Intel Philippines manager Ricardo Banaag said the convertible, which is a slim notebook with a screen that can be flipped over to become a tablet, gives the consumer “the best of both worlds.”
The convenience of the tablet’s weight and touch capabilities and the power of a laptop computer are what make convertibles attractive to consumers.
A Windows 8 experience study conducted by Intel showed that 44 percent of respondents from four different countries preferred to use the Ultrabook convertible over other devices.
“This is a growth area we will continue to see. The opportunity for adoption excites us,” said Banaag, who made a presentation on trends to watch for 2013.

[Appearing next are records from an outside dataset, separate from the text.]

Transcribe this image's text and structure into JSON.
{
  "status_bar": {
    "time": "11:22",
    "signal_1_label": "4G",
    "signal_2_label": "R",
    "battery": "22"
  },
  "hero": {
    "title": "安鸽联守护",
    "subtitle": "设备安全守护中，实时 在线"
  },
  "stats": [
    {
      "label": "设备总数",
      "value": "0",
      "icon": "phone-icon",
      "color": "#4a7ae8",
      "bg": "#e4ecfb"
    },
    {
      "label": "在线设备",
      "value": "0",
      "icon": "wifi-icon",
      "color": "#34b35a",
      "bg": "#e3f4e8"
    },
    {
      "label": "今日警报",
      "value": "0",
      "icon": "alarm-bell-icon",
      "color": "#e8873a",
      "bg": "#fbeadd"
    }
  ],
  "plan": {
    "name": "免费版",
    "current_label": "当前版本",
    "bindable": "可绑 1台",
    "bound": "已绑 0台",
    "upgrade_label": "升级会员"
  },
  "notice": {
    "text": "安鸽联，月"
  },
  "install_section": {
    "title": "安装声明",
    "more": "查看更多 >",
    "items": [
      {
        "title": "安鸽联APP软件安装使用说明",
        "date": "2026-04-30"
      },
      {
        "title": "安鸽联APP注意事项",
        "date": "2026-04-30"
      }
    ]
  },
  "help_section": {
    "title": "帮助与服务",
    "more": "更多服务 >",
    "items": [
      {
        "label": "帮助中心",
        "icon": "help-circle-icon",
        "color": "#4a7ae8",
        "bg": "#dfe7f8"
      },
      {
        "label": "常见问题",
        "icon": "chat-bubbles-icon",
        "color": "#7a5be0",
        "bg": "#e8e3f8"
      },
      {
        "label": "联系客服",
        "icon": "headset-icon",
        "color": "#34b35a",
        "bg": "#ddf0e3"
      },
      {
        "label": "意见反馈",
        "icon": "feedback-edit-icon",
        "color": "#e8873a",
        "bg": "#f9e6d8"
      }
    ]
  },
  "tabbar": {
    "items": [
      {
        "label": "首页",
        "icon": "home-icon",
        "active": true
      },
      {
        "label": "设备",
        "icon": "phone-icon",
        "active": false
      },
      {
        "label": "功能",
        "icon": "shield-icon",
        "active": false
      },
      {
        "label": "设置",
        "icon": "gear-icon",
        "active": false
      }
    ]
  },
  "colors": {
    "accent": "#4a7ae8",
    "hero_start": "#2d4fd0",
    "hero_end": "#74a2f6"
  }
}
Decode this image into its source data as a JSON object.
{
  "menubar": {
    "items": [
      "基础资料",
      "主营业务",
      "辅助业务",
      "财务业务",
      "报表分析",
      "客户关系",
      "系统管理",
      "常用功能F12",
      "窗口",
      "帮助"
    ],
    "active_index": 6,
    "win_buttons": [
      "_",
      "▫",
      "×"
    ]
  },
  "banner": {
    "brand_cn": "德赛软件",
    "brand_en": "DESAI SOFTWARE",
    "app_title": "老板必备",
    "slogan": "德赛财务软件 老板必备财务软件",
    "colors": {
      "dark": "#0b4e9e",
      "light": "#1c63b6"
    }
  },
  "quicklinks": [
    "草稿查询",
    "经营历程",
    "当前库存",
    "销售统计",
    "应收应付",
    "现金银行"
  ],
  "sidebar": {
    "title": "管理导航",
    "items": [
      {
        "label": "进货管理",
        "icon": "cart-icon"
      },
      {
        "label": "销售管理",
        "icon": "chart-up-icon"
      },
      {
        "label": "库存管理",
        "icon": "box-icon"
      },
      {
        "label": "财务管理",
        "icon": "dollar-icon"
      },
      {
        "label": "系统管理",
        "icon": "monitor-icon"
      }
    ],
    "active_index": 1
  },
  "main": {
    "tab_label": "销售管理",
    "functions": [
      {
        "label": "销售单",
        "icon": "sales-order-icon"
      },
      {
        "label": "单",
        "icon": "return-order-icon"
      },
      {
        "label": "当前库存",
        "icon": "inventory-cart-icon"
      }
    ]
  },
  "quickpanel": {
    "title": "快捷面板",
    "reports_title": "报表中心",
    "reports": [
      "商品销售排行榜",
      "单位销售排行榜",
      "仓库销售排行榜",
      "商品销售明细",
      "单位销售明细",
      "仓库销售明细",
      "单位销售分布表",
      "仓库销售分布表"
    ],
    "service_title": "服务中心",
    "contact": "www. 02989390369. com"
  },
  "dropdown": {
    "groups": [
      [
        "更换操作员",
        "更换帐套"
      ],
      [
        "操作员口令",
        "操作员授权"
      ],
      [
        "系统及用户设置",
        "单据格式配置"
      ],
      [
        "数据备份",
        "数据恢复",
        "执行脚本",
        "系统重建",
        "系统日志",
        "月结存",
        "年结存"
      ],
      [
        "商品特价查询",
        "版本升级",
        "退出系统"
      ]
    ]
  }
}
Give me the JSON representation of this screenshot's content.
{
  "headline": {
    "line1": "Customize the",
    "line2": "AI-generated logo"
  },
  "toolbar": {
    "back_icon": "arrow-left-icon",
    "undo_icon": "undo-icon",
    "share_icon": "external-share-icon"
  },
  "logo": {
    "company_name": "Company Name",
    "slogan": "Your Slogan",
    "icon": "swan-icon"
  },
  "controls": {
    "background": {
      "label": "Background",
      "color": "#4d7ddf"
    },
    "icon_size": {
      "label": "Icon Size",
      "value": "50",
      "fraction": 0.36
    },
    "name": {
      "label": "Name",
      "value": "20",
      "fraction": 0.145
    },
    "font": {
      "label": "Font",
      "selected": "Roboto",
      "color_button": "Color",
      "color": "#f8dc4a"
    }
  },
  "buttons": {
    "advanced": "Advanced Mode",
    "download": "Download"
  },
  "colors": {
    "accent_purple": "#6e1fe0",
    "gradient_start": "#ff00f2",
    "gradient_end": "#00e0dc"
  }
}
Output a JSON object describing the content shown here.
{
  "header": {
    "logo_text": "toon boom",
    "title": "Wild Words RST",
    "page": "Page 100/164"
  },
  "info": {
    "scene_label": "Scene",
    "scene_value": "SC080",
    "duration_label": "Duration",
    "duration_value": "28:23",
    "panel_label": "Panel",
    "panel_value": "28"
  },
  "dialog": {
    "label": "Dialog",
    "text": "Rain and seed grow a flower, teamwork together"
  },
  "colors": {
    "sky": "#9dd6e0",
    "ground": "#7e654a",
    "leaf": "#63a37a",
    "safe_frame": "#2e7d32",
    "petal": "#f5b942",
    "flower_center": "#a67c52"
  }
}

Banaag said notebooks will come with a slew of new features like responsive voice, instant on, HD cameras, always fresh data, all-day battery life, wireless charging, sensors, facial recognition, touch and better security features.
Banaag said all-day battery life and wireless charging will be an attractive feature, with many heavy users uploading data and sharing their videos and photos online.
“People are seeing the value of a powerful, robust mobile device that’s easy to bring along.”
There are predictions that there will be over 15 billion intelligent connected devices by 2015, including cameras and car GPS systems, and that these devices will generate 35 trillion gigabytes of data by 2020.
Banaag said mobile devices and functions on the Internet will drive a data center explosion, citing 500 million shares on Facebook, 230 million tweets, 86,000 hours of video uploaded and 100 million hours of these watched on YouTube.
Top Intel officials in Asia Pacific noted cloud computing as gaining momentum in the region, with an IDG Survey stating nine percent of IT decision makers in Asia plan to implement cloud environments in the next 12 months and 26 percent looking to pilot test cloud projects.
Banaag also believes governments will adopt technology, especially in delivering services. In his presentation, he quoted Intel Southeast Asia managing director Uday Marty as saying 2013 having an increased focus in the future, with education transformation becoming crucial to the region.
“Governments and institutions will invest in developing strong educational frameworks to create a skilled labor force for the future,” Marty said.
Banaag pointed out that some schools have already introduced tablets to grade school pupils to see if they are learning math and other skills faster using such devices.
Aside from governments, they see more small and medium enterprises embracing IT solutions to add value to their business and make them more competitive. Banaag said technology is becoming affordable and they hope the rate of adoption for businesses will continue.
This year, Intel will be introducing its fourth generation of processors.
Published in the Sun.Star Cebu newspaper on January 16, 2013.